DOKUMEN SAVE OUR BORNEO
Masyarakat adat Laman Kinipan menolak pembukaan lahan di wilayah adatnya pada akhir November lalu di Kabupaten Lamandau, Kalimantan Tengah.
Menanggapi hal tersebut, Haeruddin Tahir, Executive Operation PT SML, membantah telah membuka hutan di wilayah Kinipan.

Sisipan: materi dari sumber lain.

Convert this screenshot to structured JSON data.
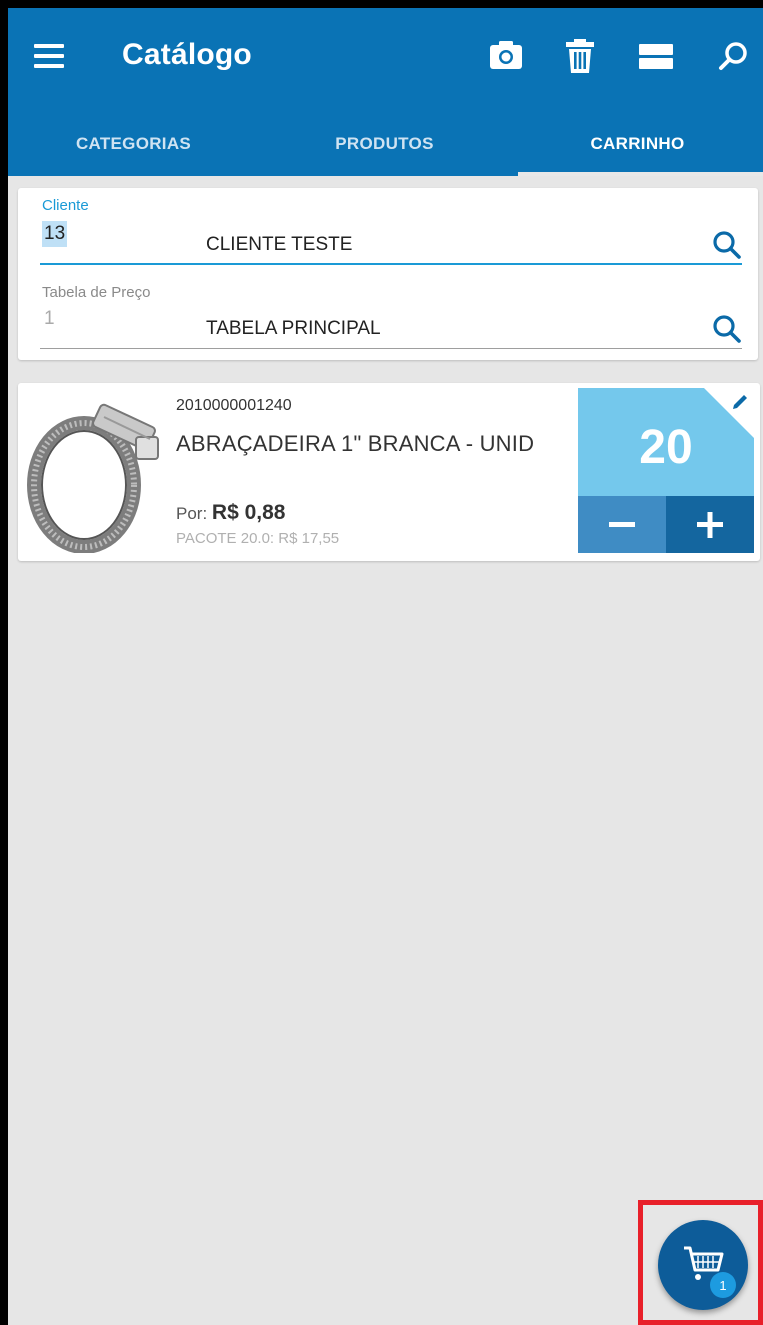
{
  "header": {
    "title": "Catálogo",
    "actions": [
      "camera-icon",
      "trash-icon",
      "view-toggle-icon",
      "search-icon"
    ]
  },
  "tabs": [
    {
      "label": "CATEGORIAS",
      "active": false
    },
    {
      "label": "PRODUTOS",
      "active": false
    },
    {
      "label": "CARRINHO",
      "active": true
    }
  ],
  "client_form": {
    "client_label": "Cliente",
    "client_code": "13",
    "client_name": "CLIENTE TESTE",
    "price_table_label": "Tabela de Preço",
    "price_table_code": "1",
    "price_table_name": "TABELA PRINCIPAL"
  },
  "cart_item": {
    "code": "2010000001240",
    "name": "ABRAÇADEIRA 1\" BRANCA - UNID",
    "price_prefix": "Por:",
    "price": "R$ 0,88",
    "package": "PACOTE 20.0: R$ 17,55",
    "quantity": "20"
  },
  "fab": {
    "icon": "cart-icon",
    "badge": "1"
  },
  "colors": {
    "primary": "#0a73b5",
    "accent": "#1a9ad6",
    "qty_bg": "#74c8ec",
    "fab": "#0d5c99",
    "highlight": "#e8202a"
  }
}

Pihaknya belum membuka sampai ke wilayah tersebut meskipun sudah mengantongi izin yang lengkap, termasuk di wilayah Desa Kinipan.

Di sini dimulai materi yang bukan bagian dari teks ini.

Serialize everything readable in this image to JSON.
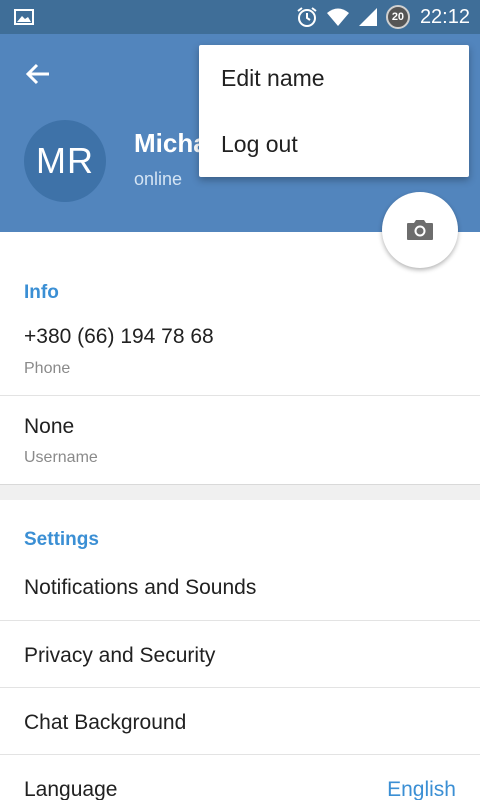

”Kalau dari peta yang kami dapatkan dari pemerintah, wilayah itu bukan milik Kinipan, itu wilayah Desa Karang Taba,” ungkap Tahir.
Tahir mengungkapkan, pihaknya sudah mengantongi perizinan sesuai dengan aturan yang berlaku. PT SML memperoleh izin pelepasan lahan seluas 19.091 hektar dari Kementerian Lingkungan Hidup dan Kehutanan (KLHK) pada 19 Maret 2015. Izin pelepasan itu rinciannya, areal inti seluas 9.435,22 hektar dan plasma 9.656,37 hektar.
Pada 13 April 2017, kata Tahir, Badan Pertanahan Nasional (BPN) melakukan pengukuran kadastral atau pertanahan dan perusahaan mendapatkan 17.046 hektar dengan rincian perkebunan inti 9.435 hektar, plasma 7.611 hektar, dan hak guna usaha (HGU) seluas 9.435,22 hektar.
”Kebun inti itu sudah ada HGU-nya, sedangkan kebun plasma ada izin lokasi, pelepasan, dan kadastral,” kata Tahir.
Ia menjelaskan, pihaknya memperoleh izin membuka kebun sawit di sembilan desa di tiga kecamatan di Lamandau. Mereka antara lain Desa Suja, Penopa, Karang Taba, Tapin Bini, Tanjung Beringin, Sungai Tuat, Cuhai, Kawa, dan Samujaya. Lalu, Desa Riam Panahan di Kecamatan Delang serta dua desa di Kecamatan Batang Kawa, yaitu Batu Tambun dan Kinipan.
”Tak semua desa memiliki potensi ditanami sawit, tetapi tetap kami masukkan yang mendapat jatah plasma sesuai arahan pemerintah, kami lakukan itu karena kami patuh,” ungkap Tahir.
DOKUMEN SAVE OUR BORNEO
Kayu-kayu yang ditebang saat pembukaan lahan di Kabupaten Lamandau, Kalimantan Tengah.
Kepala Bidang Penyuluhan, Pemberdayaan Masyarakat, dan Hutan Adat Dinas Kehutanan Kalteng Ikhtisan mengungkapkan, masyarakat komunitas adat bisa tetap mengelola hutan atau wilayah adatnya dengan mengganti skema lain selain hutan adat.
”Misalnya, pakai hutan kemasyarakatan atau skema lainnya sehingga mereka tetap bisa menikmati hasil sawit dengan syarat di atas 12 tahun tetapi secara per lahan mereka juga bisa menanam tanaman lainnya,” ujar Ikhtisan.
Menurut dia, selama ini pihaknya kesulitan mengesahkan hutan adat karena harus ada komitmen tinggi dari pemerintah kabupaten. Komitmen itu berupa pembentukan panitia hukum adat.
Ikhtisan menambahkan, ”Selama panitia itu tidak dibentuk, hutan adat tidak bisa disahkan. Sampai saat ini belum ada satu pun hutan adat yang sudah disahkan di Kalteng.”